Mack’s Snacks owner Diane Coates hanging up the apron after more than 40 years
"It could be someone’s first date, it could be a marriage proposal, who knows what goes on in those booths.”

When Diane Coates first walked through the doors of Mack’s Snacks as a teenager in the 80s, she never imagined she would one day own one of Warrnambool's best-known cafes.
Saying goodbye: After four decades working at the Liebig Street institution, first as a waitress, then a chef and finally owner, Coates is hanging up her apron as she hands the business to a new custodian and prepares for retirement.
A brief history: Coates began working at the cafe straight out of school.
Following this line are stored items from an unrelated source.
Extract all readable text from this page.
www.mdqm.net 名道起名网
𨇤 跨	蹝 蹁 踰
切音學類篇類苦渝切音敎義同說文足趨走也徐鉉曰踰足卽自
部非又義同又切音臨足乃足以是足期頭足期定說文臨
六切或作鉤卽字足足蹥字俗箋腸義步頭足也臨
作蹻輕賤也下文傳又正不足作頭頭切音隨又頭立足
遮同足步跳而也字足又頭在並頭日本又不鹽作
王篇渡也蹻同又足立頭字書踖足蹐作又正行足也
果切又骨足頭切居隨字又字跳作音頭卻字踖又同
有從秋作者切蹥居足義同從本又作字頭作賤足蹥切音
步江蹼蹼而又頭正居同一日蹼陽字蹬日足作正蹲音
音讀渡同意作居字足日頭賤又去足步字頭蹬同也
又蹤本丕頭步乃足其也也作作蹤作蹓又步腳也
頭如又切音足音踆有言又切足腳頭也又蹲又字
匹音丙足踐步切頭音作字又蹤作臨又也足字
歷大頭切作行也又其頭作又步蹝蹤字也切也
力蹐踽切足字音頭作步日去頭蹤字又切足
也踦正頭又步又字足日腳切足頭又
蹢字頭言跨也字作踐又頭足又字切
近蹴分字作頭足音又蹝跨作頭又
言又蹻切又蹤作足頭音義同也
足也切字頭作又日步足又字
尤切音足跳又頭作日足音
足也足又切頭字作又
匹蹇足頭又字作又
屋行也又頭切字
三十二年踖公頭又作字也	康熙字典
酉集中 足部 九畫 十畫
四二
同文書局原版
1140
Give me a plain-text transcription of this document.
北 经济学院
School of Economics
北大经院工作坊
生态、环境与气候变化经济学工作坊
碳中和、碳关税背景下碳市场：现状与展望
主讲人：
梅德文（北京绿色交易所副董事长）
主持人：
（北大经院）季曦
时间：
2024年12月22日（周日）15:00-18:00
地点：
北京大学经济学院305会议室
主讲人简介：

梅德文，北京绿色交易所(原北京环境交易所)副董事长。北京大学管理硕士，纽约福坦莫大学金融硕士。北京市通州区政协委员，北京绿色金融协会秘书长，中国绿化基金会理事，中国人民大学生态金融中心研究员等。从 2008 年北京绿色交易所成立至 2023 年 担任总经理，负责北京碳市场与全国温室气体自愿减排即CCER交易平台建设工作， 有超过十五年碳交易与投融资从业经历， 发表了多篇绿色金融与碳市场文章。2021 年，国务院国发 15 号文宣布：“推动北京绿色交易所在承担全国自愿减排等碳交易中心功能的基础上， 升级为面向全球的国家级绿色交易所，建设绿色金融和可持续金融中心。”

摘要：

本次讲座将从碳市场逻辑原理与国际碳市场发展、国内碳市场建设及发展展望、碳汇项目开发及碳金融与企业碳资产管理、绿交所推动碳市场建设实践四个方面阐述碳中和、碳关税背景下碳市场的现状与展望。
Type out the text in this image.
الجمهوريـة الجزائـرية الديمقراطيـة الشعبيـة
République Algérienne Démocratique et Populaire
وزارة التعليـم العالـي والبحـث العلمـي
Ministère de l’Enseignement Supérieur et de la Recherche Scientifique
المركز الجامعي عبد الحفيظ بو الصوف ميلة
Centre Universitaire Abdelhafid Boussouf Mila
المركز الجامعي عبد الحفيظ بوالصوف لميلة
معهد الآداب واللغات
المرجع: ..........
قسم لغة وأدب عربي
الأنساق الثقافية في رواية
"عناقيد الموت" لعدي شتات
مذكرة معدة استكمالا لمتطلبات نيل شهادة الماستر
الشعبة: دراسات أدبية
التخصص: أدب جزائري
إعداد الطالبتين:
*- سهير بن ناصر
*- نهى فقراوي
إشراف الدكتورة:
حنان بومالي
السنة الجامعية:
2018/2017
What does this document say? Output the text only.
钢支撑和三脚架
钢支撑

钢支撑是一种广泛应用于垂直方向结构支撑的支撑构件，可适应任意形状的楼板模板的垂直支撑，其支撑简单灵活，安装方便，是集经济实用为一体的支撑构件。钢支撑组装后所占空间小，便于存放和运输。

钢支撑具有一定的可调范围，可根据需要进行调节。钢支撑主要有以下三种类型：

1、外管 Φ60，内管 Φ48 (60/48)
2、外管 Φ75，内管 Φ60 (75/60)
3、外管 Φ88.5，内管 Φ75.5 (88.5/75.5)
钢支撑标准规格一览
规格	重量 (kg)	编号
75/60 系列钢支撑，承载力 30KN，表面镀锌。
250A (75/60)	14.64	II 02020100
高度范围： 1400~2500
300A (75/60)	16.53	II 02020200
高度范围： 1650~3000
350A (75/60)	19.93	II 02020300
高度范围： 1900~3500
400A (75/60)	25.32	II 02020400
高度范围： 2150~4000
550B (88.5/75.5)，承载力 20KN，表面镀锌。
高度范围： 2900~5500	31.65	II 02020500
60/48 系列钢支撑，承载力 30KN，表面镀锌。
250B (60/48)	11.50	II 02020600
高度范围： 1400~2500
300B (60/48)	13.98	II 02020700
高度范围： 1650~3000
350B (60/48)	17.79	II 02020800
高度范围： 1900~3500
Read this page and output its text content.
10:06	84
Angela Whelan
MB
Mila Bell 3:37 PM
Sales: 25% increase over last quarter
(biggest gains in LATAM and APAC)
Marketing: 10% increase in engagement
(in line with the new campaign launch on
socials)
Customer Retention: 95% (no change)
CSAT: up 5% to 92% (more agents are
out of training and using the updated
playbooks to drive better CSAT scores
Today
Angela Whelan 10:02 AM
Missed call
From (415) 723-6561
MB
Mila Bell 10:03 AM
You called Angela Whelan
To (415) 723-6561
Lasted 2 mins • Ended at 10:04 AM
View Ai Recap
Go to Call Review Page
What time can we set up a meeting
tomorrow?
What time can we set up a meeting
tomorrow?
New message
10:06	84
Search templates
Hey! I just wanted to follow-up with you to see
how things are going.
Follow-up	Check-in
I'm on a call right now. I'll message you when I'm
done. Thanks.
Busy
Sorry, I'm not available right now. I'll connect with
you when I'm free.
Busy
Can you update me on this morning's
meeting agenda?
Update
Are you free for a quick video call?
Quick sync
After starting a family, she later returned part-time, completed her chef's apprenticeship under then-owner Paul McLeod, grandson of the original owner Aubrey, and eventually bought the business in 2010.
Stepping up to the challenge: Coates told the Brolga becoming an owner was never part of the plan until mentor Graham McLeod encouraged her to take the leap.
“He was the best mentor, he was so good to me, he sort of helped talk me into it, and told me that I would be okay, because I was very, very worried. I’d never even considered having a business,” Coates said.
She said it was the people that convinced her to stay.
“I like the Mack’s Snacks family, with customers who become our friends. It’s like a little community, really. It’s just so nice. You don’t get that anywhere else, and I thought, ‘I don’t want to work for anyone else, I don’t want to do anything else’.”
A local institution: Coates said those relationships had been the key to the cafe’s longevity, having operated in Warrnambool's Liebig Street since 1948.
🗣️“We know all about their families, we’ve seen them bring their children in, and then their children bring their children in,” she said.
🗣️"It could be someone’s first date, it could be a marriage proposal, who knows what goes on in those booths.”
Highlights: Coates said Mack’s Snacks had also welcomed plenty of famous faces over the years, including Guy Sebastian, while the cast and crew of the 2015 film Oddball regularly visited during filming.
🗣️“They did some of the filming through the front of our cafe; the day they were doing it was [the scene where] the dog catcher jumps up from the table and runs, and we spent ages cutting cakes so that they all were exactly the same for each take that they did,” she said.

Image: Mack’s Snacks
Looking ahead: As she prepares to retire, Coates said she was looking forward to travelling and spending more time with her grandchildren after years of running the business.
She said she hoped customers would give new owner Randall Scott the same support they had shown her.
🗣️“I hope that our little tribe, or community, welcomes him the same way they welcomed me.”